The framework maintains an appropriate balance between abstraction and complexity, providing just enough structure to ensure modularity without over-engineering. The NIZK class cleanly composes the three main components (Protocol, Codec, and Hash) through dependency injection, making the system highly configurable while maintaining clear separation of concerns. Indeed, the composition capabilities, as demonstrated in the AndProof and OrProof implementations, show how the abstractions naturally extend to more complex protocol constructions.

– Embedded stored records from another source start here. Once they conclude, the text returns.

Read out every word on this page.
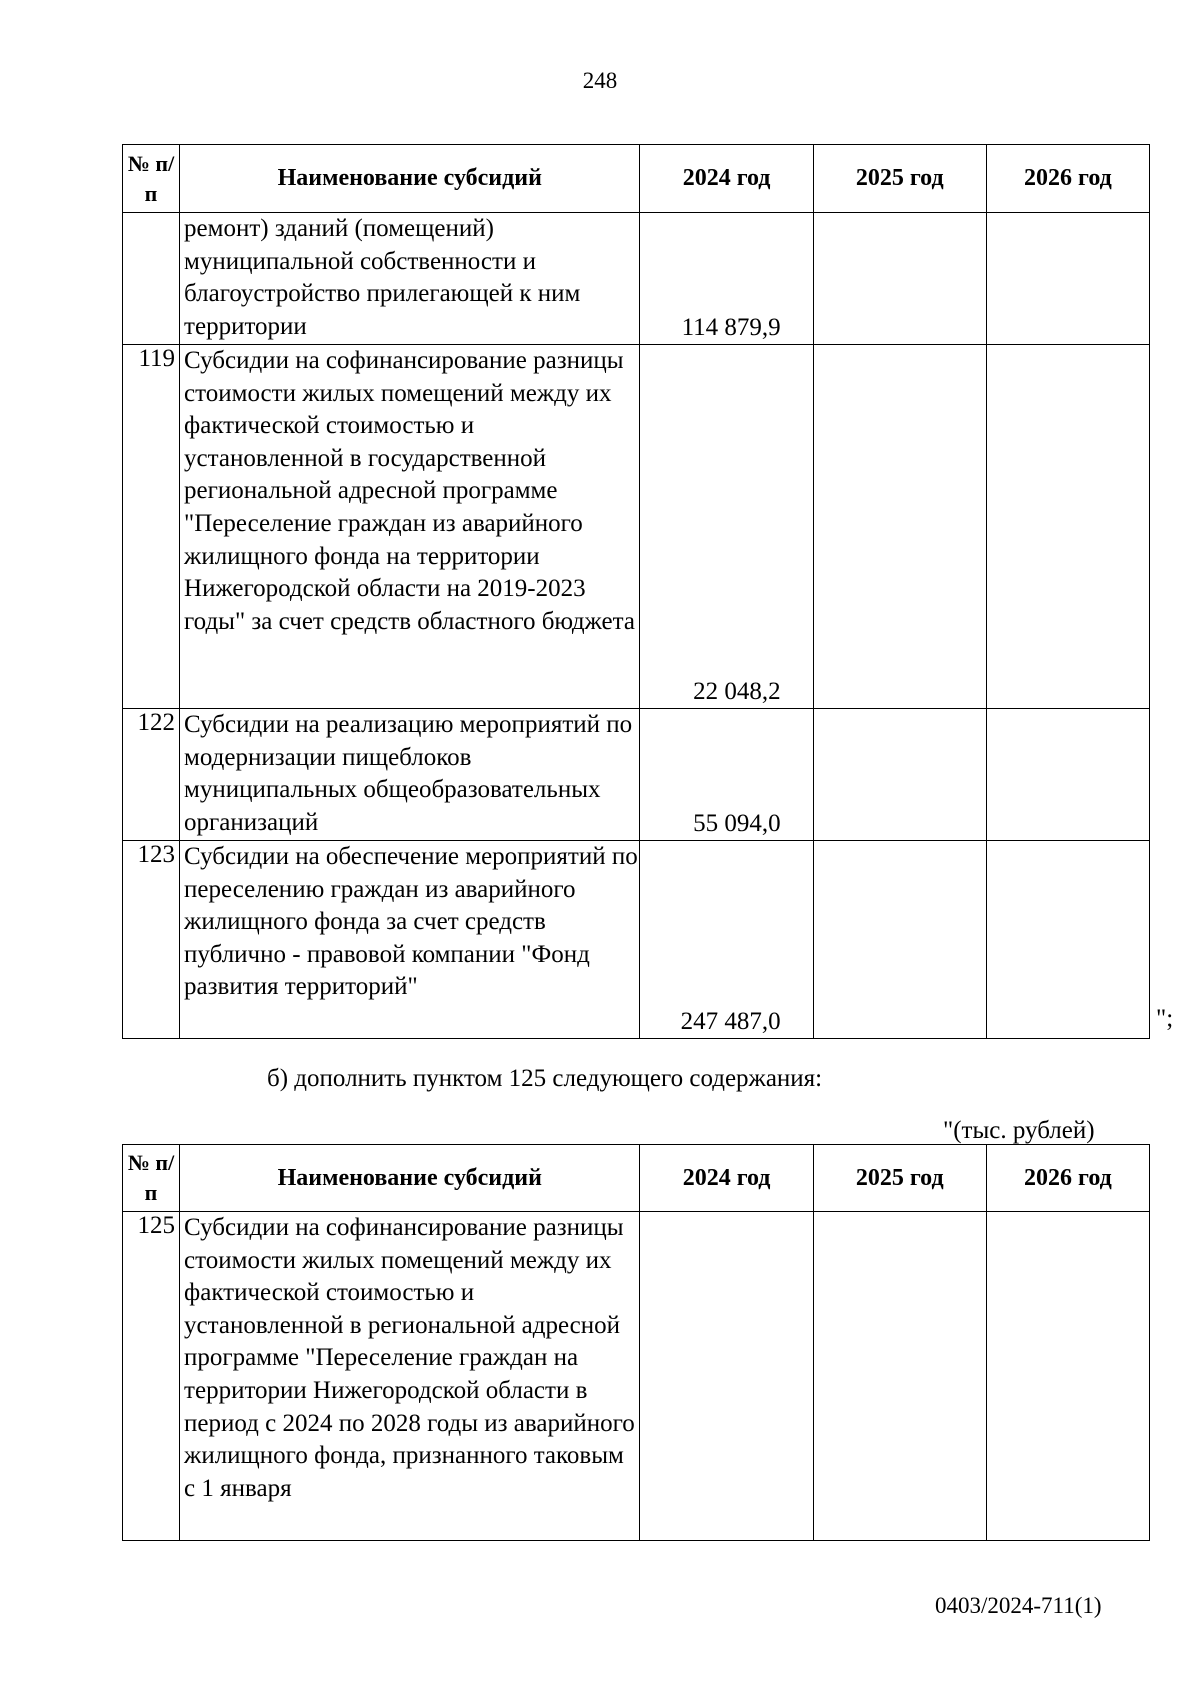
248
№ п/п	Наименование субсидий	2024 год	2025 год	2026 год
	ремонт) зданий (помещений) муниципальной собственности и благоустройство прилегающей к ним территории	114 879,9		
119	Субсидии на софинансирование разницы стоимости жилых помещений между их фактической стоимостью и установленной в государственной региональной адресной программе "Переселение граждан из аварийного жилищного фонда на территории Нижегородской области на 2019-2023 годы" за счет средств областного бюджета	22 048,2		
122	Субсидии на реализацию мероприятий по модернизации пищеблоков муниципальных общеобразовательных организаций	55 094,0		
123	Субсидии на обеспечение мероприятий по переселению граждан из аварийного жилищного фонда за счет средств публично - правовой компании "Фонд развития территорий"	247 487,0			";
б) дополнить пунктом 125 следующего содержания:
"(тыс. рублей)
№ п/п	Наименование субсидий	2024 год	2025 год	2026 год
125	Субсидии на софинансирование разницы стоимости жилых помещений между их фактической стоимостью и установленной в региональной адресной программе "Переселение граждан на территории Нижегородской области в период с 2024 по 2028 годы из аварийного жилищного фонда, признанного таковым с 1 января			
0403/2024-711(1)
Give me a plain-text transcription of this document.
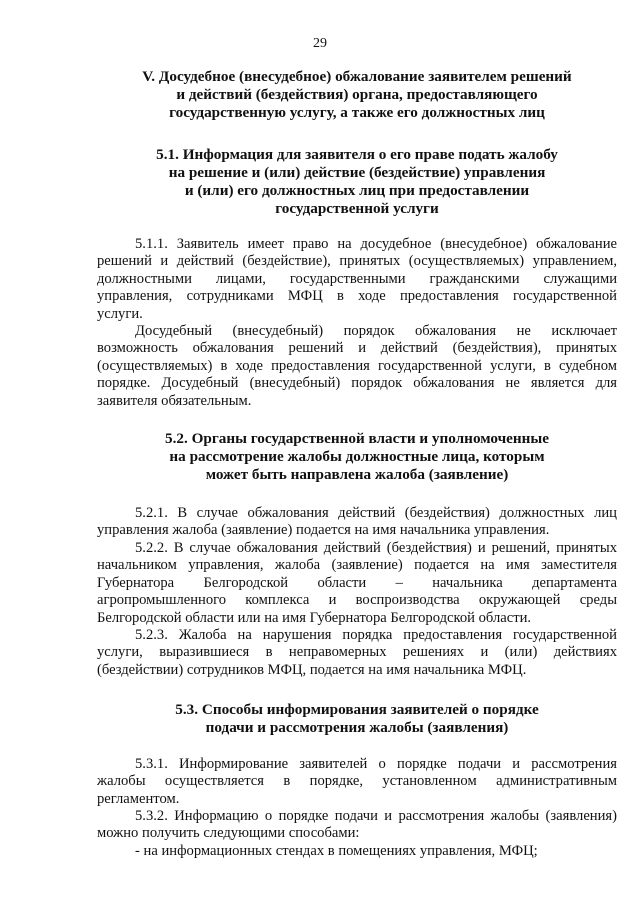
29
V. Досудебное (внесудебное) обжалование заявителем решений
и действий (бездействия) органа, предоставляющего
государственную услугу, а также его должностных лиц
5.1. Информация для заявителя о его праве подать жалобу
на решение и (или) действие (бездействие) управления
и (или) его должностных лиц при предоставлении
государственной услуги
5.1.1. Заявитель имеет право на досудебное (внесудебное) обжалование
решений и действий (бездействие), принятых (осуществляемых) управлением,
должностными лицами, государственными гражданскими служащими
управления, сотрудниками МФЦ в ходе предоставления государственной
услуги.
Досудебный (внесудебный) порядок обжалования не исключает
возможность обжалования решений и действий (бездействия), принятых
(осуществляемых) в ходе предоставления государственной услуги, в судебном
порядке. Досудебный (внесудебный) порядок обжалования не является для
заявителя обязательным.
5.2. Органы государственной власти и уполномоченные
на рассмотрение жалобы должностные лица, которым
может быть направлена жалоба (заявление)
5.2.1. В случае обжалования действий (бездействия) должностных лиц
управления жалоба (заявление) подается на имя начальника управления.
5.2.2. В случае обжалования действий (бездействия) и решений, принятых
начальником управления, жалоба (заявление) подается на имя заместителя
Губернатора Белгородской области – начальника департамента
агропромышленного комплекса и воспроизводства окружающей среды
Белгородской области или на имя Губернатора Белгородской области.
5.2.3. Жалоба на нарушения порядка предоставления государственной
услуги, выразившиеся в неправомерных решениях и (или) действиях
(бездействии) сотрудников МФЦ, подается на имя начальника МФЦ.
5.3. Способы информирования заявителей о порядке
подачи и рассмотрения жалобы (заявления)
5.3.1. Информирование заявителей о порядке подачи и рассмотрения
жалобы осуществляется в порядке, установленном административным
регламентом.
5.3.2. Информацию о порядке подачи и рассмотрения жалобы (заявления)
можно получить следующими способами:
- на информационных стендах в помещениях управления, МФЦ;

The FS transformation is a fundamental technique for turning an interactive zero-knowledge protocol into a non-interactive one by deterministically deriving verifier challenges from a transcript hash. In practice, FS transformation has become the dominant paradigm for constructing non-interactive zkSNARKs (e.g., Groth16, PLONK) and virtually all FRI-based zkSTARKs deployed in DeFi. Yet, despite its ubiquity, FS has proven notoriously difficult to implement correctly. Subtle mistakes in transcript hashing and domain separation have enabled devastating real-world attacks, such as Frozen Heart and The Last Challenge Attack, which allowed proof forgery and posed serious financial risks.
A major reason for these recurring vulnerabilities is the absence of a standardized, unambiguous approach to implementing the FS transformation. Standardization is difficult: a specification must be abstract enough to cover the wide range of zkSNARK and zkSTARK protocols - with their varying round structures and underlying elliptic curves - while being concrete enough to guide implementers in avoiding pitfalls. The challenge lies in offering implementers just enough flexibility for practical engineering decisions while still minimizing the attack surface.
In view of the above, the reviewed draft standard is a promising step forward. While it currently focuses on a single class of protocols (Sigma protocols with commitment-challenge-response structure), its carefully designed API for transcript handling and challenge derivation is sufficiently general to extend to more complex systems, such as PLONK, that are already being used in DeFi. Its balance of abstraction and rigor has the potential to prevent the next generation of FS-transformation-related vulnerabilities.
On the downside, several limitations were noted. The protocol-ID, session-ID, and instance-label generation requirements were found to be vague, with the specification deferring these critical security parameters to user responsibility. Similarly, the RNG component was found to be underspecified, and the IV-based sponge initialization approach, while functional, lacks standardization justification. The standard and the implementation would further benefit from specifying measures against timing attacks.
Despite the noted limitations (whose presence is only natural given that the standard is still under development), the framework represents a solid foundation towards standardizing the widely used FS transformation. Due to its clean separation of mathematical abstractions from cryptographic implementations, backed up by the thorough theoretical analysis in Chiesa-Orrù 2025, it has the potential for wide adoption once maturity is reached.
We thank the author, Prof. Michele Orrù, who was very helpful throughout the audit process and addressed all our technical questions and concerns. We further extend our thanks to Ying Tong from the Ethereum Foundation, who drew our attention to the ongoing standardization effort of the FS transformation by the IETF CFRG.